Objectives: To examine racial/ethnic-specific survival of children with major birth defects in the US.
Study design: We pooled data on live births delivered during 1999-2007 with any of 21 birth defects from 12 population-based birth defects surveillance programs. We used the Kaplan-Meier method to calculate cumulative survival probabilities and Cox proportional hazards models to estimate mortality risk.

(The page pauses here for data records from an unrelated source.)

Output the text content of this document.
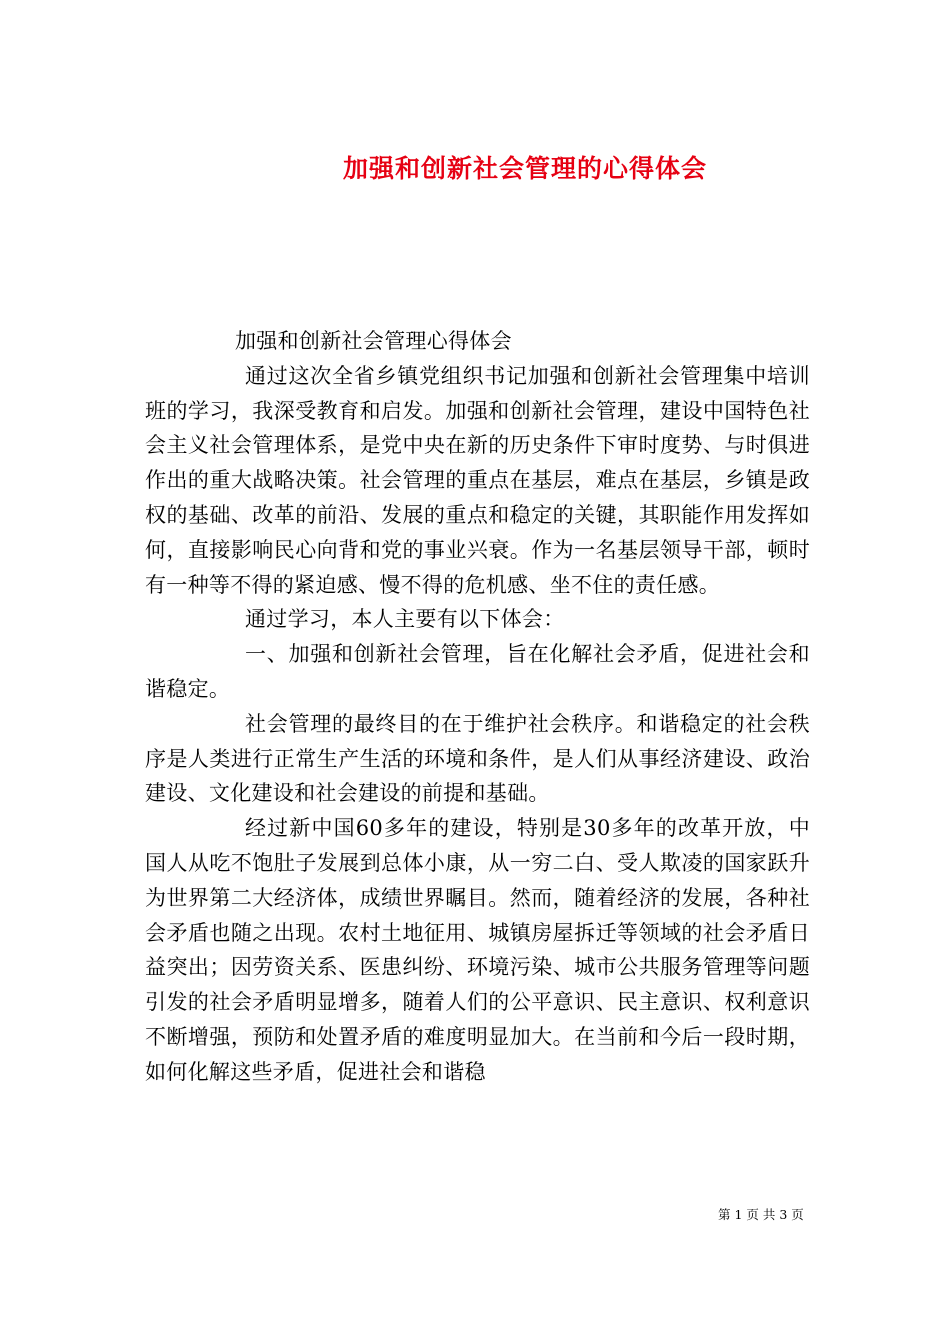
加强和创新社会管理的心得体会

加强和创新社会管理心得体会

通过这次全省乡镇党组织书记加强和创新社会管理集中培训班的学习，我深受教育和启发。加强和创新社会管理，建设中国特色社会主义社会管理体系，是党中央在新的历史条件下审时度势、与时俱进作出的重大战略决策。社会管理的重点在基层，难点在基层，乡镇是政权的基础、改革的前沿、发展的重点和稳定的关键，其职能作用发挥如何，直接影响民心向背和党的事业兴衰。作为一名基层领导干部，顿时有一种等不得的紧迫感、慢不得的危机感、坐不住的责任感。

通过学习，本人主要有以下体会：

一、加强和创新社会管理，旨在化解社会矛盾，促进社会和谐稳定。

社会管理的最终目的在于维护社会秩序。和谐稳定的社会秩序是人类进行正常生产生活的环境和条件，是人们从事经济建设、政治建设、文化建设和社会建设的前提和基础。

经过新中国60多年的建设，特别是30多年的改革开放，中国人从吃不饱肚子发展到总体小康，从一穷二白、受人欺凌的国家跃升为世界第二大经济体，成绩世界瞩目。然而，随着经济的发展，各种社会矛盾也随之出现。农村土地征用、城镇房屋拆迁等领域的社会矛盾日益突出；因劳资关系、医患纠纷、环境污染、城市公共服务管理等问题引发的社会矛盾明显增多，随着人们的公平意识、民主意识、权利意识不断增强，预防和处置矛盾的难度明显加大。在当前和今后一段时期，如何化解这些矛盾，促进社会和谐稳

第 1 页 共 3 页
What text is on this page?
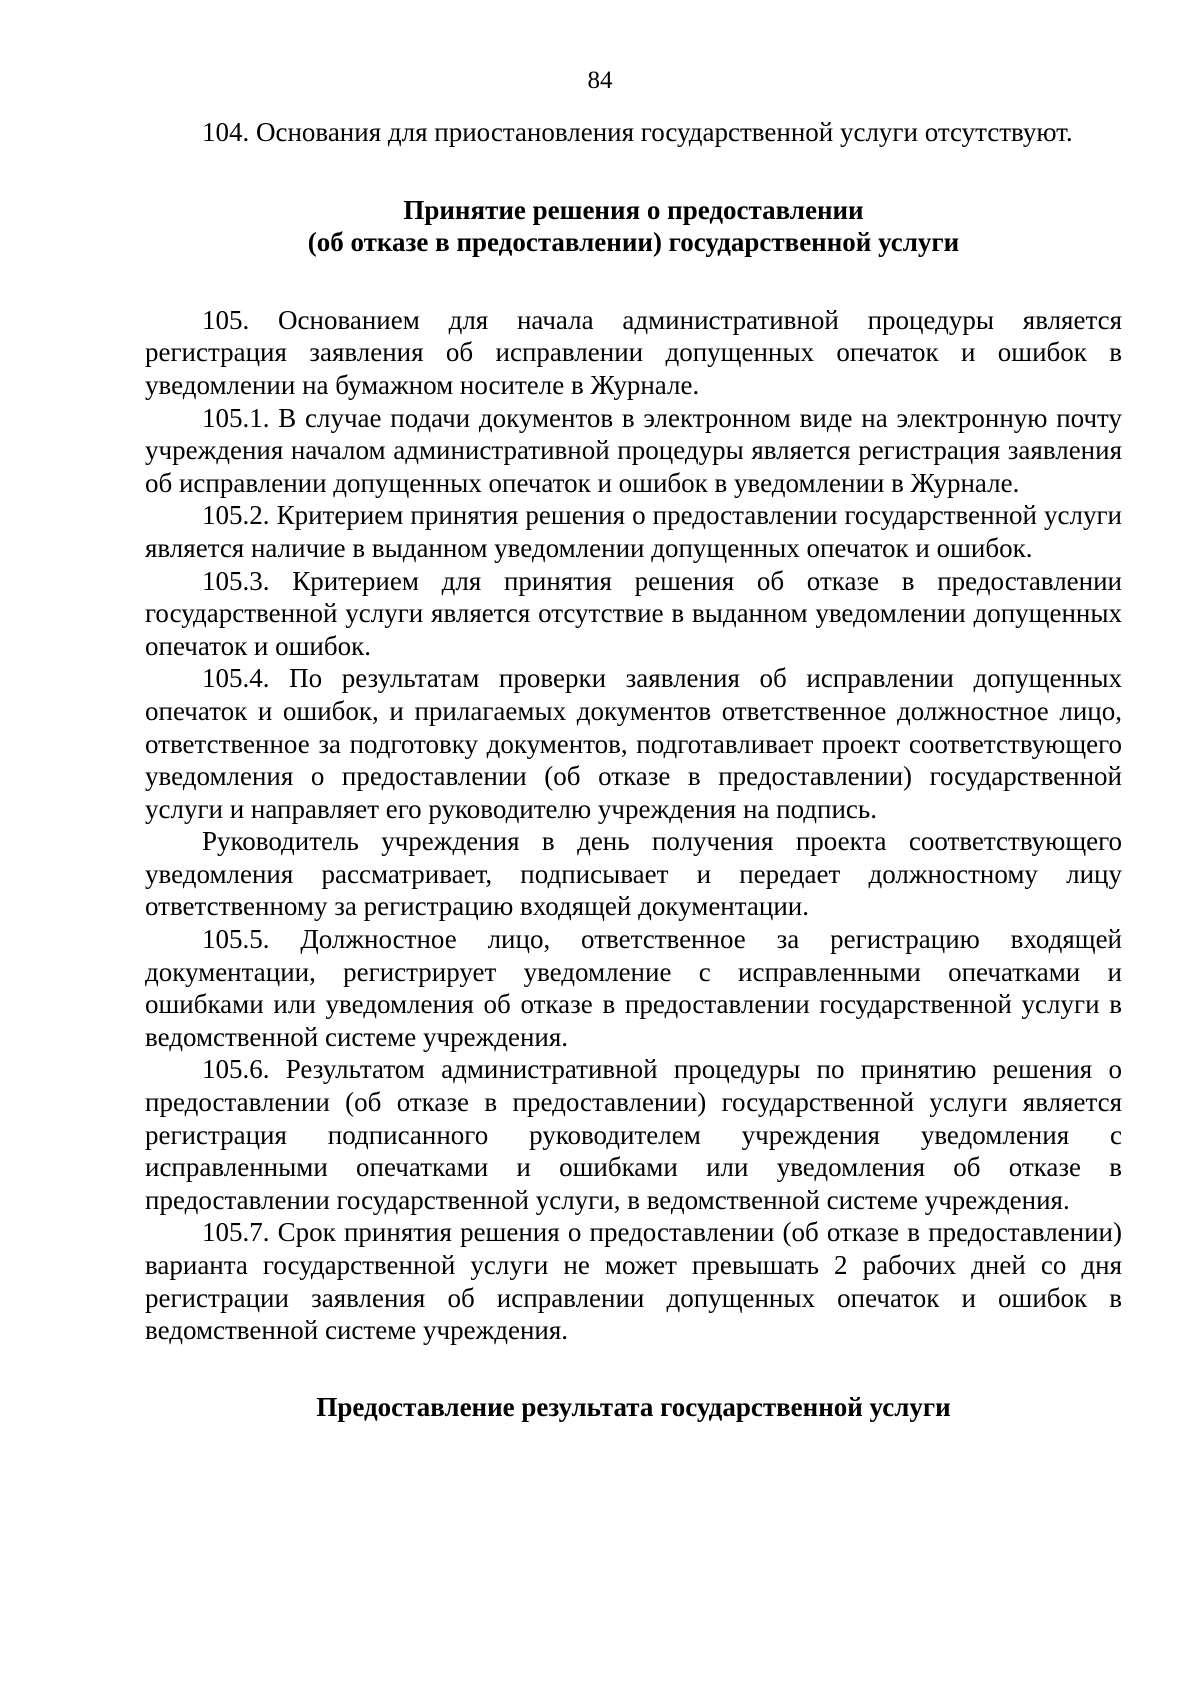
84

104. Основания для приостановления государственной услуги отсутствуют.

Принятие решения о предоставлении
(об отказе в предоставлении) государственной услуги

105. Основанием для начала административной процедуры является регистрация заявления об исправлении допущенных опечаток и ошибок в уведомлении на бумажном носителе в Журнале.

105.1. В случае подачи документов в электронном виде на электронную почту учреждения началом административной процедуры является регистрация заявления об исправлении допущенных опечаток и ошибок в уведомлении в Журнале.

105.2. Критерием принятия решения о предоставлении государственной услуги является наличие в выданном уведомлении допущенных опечаток и ошибок.

105.3. Критерием для принятия решения об отказе в предоставлении государственной услуги является отсутствие в выданном уведомлении допущенных опечаток и ошибок.

105.4. По результатам проверки заявления об исправлении допущенных опечаток и ошибок, и прилагаемых документов ответственное должностное лицо, ответственное за подготовку документов, подготавливает проект соответствующего уведомления о предоставлении (об отказе в предоставлении) государственной услуги и направляет его руководителю учреждения на подпись.

Руководитель учреждения в день получения проекта соответствующего уведомления рассматривает, подписывает и передает должностному лицу ответственному за регистрацию входящей документации.

105.5. Должностное лицо, ответственное за регистрацию входящей документации, регистрирует уведомление с исправленными опечатками и ошибками или уведомления об отказе в предоставлении государственной услуги в ведомственной системе учреждения.

105.6. Результатом административной процедуры по принятию решения о предоставлении (об отказе в предоставлении) государственной услуги является регистрация подписанного руководителем учреждения уведомления с исправленными опечатками и ошибками или уведомления об отказе в предоставлении государственной услуги, в ведомственной системе учреждения.

105.7. Срок принятия решения о предоставлении (об отказе в предоставлении) варианта государственной услуги не может превышать 2 рабочих дней со дня регистрации заявления об исправлении допущенных опечаток и ошибок в ведомственной системе учреждения.

Предоставление результата государственной услуги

Results: For most birth defects, there were small-to-moderate differences in neonatal (<28 days) survival among racial/ethnic groups. However, compared with children born to non-Hispanic white mothers, postneonatal infant (28 days to <1 year) mortality risk was significantly greater among children born to non-Hispanic black mothers for 13 of 21 defects (hazard ratios [HRs] 1.3-2.8) and among children born to Hispanic mothers for 10 of 21 defects (HRs 1.3-1.7). Compared with children born to non-Hispanic white mothers, a significantly increased childhood (≤ 8 years) mortality risk was found among children born to Asian/Pacific Islander mothers for encephalocele (HR 2.6), tetralogy of Fallot, and atrioventricular septal defect (HRs 1.6-1.8) and among children born to American Indian/Alaska Native mothers for encephalocele (HR 2.8), whereas a significantly decreased childhood mortality risk was found among children born to Asian/Pacific Islander mothers for cleft lip with or without cleft palate (HR 0.6).
Conclusion: Children with birth defects born to non-Hispanic black and Hispanic mothers carry a greater risk of mortality well into childhood, especially children with congenital heart defect. Understanding survival differences among racial/ethnic groups provides important information for policy development and service planning.